Tickets for selected games featuring America’s top-ranked college basketball team are being sold for less than the price of a souvenir mini KU basketball. Bill Self’s Jayhawks — No. 1 in the polls since preseason — can be seen for as little as $10 at Allen Fieldhouse and at the Sprint Center in Kansas City, Mo., as Kansas Athletics Inc. works to resell tickets anticipated to be left unused by Kansas University students departing campus for winter break.

The online deals tipped off over the Thanksgiving holiday and remained in play through the day Wednesday. Kansas Athletics sends out such discount notifications and promotional codes online, to people who have signed up for updates.

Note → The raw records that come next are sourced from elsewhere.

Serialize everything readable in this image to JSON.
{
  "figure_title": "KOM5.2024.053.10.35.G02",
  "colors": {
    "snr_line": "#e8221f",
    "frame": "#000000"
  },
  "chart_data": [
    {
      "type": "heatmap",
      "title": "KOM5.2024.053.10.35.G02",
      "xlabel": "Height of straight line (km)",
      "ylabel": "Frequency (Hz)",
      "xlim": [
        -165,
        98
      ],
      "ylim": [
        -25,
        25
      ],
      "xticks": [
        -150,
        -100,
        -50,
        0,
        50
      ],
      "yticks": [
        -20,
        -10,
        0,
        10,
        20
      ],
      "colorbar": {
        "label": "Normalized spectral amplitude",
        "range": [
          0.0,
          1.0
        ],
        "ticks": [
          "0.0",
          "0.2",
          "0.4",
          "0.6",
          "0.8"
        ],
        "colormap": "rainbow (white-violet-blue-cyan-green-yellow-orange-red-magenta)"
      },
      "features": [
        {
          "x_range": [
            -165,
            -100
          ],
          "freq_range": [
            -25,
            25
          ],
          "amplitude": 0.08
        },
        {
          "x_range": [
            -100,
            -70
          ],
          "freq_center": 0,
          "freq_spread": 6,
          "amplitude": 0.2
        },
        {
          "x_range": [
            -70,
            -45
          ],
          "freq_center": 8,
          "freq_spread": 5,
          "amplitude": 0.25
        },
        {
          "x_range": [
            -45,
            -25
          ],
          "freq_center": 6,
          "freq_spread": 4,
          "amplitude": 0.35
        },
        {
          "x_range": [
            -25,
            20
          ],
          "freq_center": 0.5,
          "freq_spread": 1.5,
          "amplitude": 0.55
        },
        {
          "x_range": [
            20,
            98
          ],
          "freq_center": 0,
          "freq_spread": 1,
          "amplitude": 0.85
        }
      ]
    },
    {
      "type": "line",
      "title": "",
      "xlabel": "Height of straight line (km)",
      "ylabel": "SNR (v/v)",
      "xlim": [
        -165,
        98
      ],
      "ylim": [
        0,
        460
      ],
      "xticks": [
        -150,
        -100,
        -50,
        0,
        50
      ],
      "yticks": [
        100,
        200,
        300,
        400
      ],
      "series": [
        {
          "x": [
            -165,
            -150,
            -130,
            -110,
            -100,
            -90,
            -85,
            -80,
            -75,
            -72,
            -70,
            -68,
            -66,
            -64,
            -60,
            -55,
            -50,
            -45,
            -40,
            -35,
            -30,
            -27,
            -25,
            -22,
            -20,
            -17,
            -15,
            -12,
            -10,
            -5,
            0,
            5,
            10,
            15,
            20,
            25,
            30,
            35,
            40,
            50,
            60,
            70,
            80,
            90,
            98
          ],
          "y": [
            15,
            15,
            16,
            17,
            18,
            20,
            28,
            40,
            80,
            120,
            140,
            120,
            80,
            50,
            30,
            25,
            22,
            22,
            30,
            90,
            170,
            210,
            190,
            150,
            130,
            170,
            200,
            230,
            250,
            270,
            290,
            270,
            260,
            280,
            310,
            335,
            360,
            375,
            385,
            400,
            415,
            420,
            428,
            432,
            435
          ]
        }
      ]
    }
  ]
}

“This is something new,” said Jim Marchiony, an associate athletics director. “We want to make games available to those who they would not normally be available to, at a time when the students are not on campus.”

About 4,000 seats normally reserved for students are being offered for resale as general-admission seats at the 16,300-seat fieldhouse, Marchiony said. The fieldhouse games included in the promotion are Dec. 9 against Radford and Jan. 6 against Cornell.

Also available at a discount: Dec. 12 against LaSalle, at Sprint Center. “We’ll just sell them while supplies last,” Marchiony said.

Marchiony acknowledges that he cannot recall a time when tickets for Kansas men’s basketball had sold for so little. Outside the promotion, general-admission tickets at the fieldhouse regularly are $35, he said, and season tickets carry a face value of $50 or $65.

Wednesday night’s game against winless Alcorn State was the 133rd consecutive sellout at the fieldhouse, and the streak will be guaranteed to continue even if some of the general-admission seats go unsold. That’s because all of the 4,000 student seats were sold out before the football season, when students bought football and basketball season tickets for a total of $150.

Such tickets are loaded onto KU students’ ID cards, and Kansas Athletics officials regularly anticipate that a portion of those students won’t show up for games during break.